According to MacCurdy, there was here a conversion hysteria with regression to the tracheitis that followed the gassing. The mutism MacCurdy regards as a pathological degree of an effort of protection for his voice. In hospital three weeks later he learned to whisper a few words, though with great mental effort. He regained the voiced sounds by coughing and then saying “ah.” Stammering now developed. Not more than one or two words could be said at a breath. Training to say two, three, four and then five letters in one expiration yielded improvement in the stammering. Under mild hypnosis, to the degree merely of distraction, normal speech was re-attained. There was no relapse. Singing was then practiced and in a period of six weeks the singing voice was virtually as good as it ever had been.

Shell-shock: Loss of consciousness, possibly hemorrhage from head: Spontaneous gradual recovery from anesthesias in three months: Recovery from paralysis by reëducation in a few more weeks.
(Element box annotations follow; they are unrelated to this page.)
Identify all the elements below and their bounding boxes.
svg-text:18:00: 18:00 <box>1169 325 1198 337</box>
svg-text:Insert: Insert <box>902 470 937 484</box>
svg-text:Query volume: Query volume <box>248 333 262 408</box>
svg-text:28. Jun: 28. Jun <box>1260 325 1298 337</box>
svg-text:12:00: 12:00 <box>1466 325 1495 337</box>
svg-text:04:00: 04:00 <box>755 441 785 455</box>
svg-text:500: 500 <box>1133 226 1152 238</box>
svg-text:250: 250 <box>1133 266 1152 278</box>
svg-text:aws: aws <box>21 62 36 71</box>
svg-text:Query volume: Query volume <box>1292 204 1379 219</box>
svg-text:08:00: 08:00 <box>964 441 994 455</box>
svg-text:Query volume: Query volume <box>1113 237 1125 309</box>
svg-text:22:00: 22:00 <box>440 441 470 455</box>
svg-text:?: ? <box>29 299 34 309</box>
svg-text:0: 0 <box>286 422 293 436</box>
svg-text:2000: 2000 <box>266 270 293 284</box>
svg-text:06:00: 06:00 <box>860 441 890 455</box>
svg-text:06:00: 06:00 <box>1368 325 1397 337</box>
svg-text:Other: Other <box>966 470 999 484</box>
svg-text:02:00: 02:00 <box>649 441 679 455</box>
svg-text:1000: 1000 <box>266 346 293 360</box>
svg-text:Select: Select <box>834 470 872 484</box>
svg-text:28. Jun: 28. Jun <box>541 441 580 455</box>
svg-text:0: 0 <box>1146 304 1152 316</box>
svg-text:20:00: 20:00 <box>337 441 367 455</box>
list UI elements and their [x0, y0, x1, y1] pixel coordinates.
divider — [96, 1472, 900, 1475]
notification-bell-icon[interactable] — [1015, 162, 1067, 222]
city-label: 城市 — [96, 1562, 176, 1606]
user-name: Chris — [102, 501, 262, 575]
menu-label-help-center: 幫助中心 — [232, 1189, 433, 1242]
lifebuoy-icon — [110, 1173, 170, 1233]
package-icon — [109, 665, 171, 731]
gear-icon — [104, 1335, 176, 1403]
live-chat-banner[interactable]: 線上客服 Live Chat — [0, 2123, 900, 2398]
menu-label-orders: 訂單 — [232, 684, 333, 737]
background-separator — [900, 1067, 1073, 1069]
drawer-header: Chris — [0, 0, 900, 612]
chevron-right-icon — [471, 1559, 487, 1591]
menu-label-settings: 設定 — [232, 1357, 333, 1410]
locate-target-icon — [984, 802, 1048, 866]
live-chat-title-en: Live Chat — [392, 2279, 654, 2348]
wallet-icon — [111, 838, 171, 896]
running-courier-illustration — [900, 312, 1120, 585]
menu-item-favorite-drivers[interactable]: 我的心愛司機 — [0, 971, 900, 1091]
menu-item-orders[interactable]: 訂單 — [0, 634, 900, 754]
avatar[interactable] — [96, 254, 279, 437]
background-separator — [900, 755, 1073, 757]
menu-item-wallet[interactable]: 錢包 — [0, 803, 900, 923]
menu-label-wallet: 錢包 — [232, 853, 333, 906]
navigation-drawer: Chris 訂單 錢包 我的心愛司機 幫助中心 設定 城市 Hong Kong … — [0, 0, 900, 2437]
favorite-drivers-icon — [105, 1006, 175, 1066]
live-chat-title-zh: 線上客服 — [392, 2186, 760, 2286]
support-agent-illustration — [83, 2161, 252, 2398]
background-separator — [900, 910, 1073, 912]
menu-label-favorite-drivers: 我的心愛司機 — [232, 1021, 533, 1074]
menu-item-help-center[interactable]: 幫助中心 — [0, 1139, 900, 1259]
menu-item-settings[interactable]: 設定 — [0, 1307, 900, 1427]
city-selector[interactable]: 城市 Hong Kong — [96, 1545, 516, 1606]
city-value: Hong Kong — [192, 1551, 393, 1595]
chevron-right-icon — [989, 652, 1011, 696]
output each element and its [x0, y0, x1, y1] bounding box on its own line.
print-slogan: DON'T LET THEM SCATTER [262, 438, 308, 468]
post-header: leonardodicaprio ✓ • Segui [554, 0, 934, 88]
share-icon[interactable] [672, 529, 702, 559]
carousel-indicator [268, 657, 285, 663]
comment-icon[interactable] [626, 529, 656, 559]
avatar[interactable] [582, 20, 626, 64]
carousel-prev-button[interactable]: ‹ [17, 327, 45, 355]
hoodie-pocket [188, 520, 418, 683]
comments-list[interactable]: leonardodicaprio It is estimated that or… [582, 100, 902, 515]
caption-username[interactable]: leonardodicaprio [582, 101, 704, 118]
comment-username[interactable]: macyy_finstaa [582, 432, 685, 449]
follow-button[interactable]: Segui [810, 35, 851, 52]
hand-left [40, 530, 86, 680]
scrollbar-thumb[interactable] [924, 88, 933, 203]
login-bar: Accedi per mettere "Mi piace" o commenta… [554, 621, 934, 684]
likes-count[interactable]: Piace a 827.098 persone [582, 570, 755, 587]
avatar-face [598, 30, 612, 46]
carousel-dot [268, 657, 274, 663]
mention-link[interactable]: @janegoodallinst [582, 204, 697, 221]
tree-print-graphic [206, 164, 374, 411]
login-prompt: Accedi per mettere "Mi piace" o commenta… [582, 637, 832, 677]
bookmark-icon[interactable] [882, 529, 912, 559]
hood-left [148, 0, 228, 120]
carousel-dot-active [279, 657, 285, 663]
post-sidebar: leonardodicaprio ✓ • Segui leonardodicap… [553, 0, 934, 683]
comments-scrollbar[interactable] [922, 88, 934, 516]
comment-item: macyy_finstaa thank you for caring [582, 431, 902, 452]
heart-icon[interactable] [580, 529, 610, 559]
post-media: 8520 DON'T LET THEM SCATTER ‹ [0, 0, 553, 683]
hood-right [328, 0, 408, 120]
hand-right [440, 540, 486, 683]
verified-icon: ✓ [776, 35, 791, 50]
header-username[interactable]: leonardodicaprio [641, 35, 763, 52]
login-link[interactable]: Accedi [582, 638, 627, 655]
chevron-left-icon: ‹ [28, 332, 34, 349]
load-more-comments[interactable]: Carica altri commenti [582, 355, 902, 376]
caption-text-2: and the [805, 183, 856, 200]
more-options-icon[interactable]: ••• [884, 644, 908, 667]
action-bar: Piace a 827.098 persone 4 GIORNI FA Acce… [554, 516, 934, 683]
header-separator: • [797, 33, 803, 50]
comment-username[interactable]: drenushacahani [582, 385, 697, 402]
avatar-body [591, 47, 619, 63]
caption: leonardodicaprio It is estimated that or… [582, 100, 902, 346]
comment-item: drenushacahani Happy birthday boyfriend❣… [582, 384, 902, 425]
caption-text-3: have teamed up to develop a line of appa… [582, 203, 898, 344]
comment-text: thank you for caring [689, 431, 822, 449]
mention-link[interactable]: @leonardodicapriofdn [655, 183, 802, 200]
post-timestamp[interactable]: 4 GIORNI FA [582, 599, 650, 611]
=Case 587.= (BINSWANGER, July, 1915.)

A German youth of 19 volunteered at the outset of the war as a motor cycle rider. About the end of October, he was hurled from his wheel by a shell which struck close beside him and exploded, knocking his back against a pile of beams. He lost consciousness. There may have been hemorrhage.

He came to, two hours later, in the dressing station, hardly able to move his limbs. Such movements as he could make were painful. There was an evident contusion of the back. He had a fainting fit after his bath in the field hospital and then could get to bed only with support. Severe pains in the legs, especially in the knee.

In the reserve hospital, there was a second similar fainting spell, followed by buzzing in the head, feelings of pressure in the chest and an irregular pulse; all of which phenomena disappeared the morning after the fit.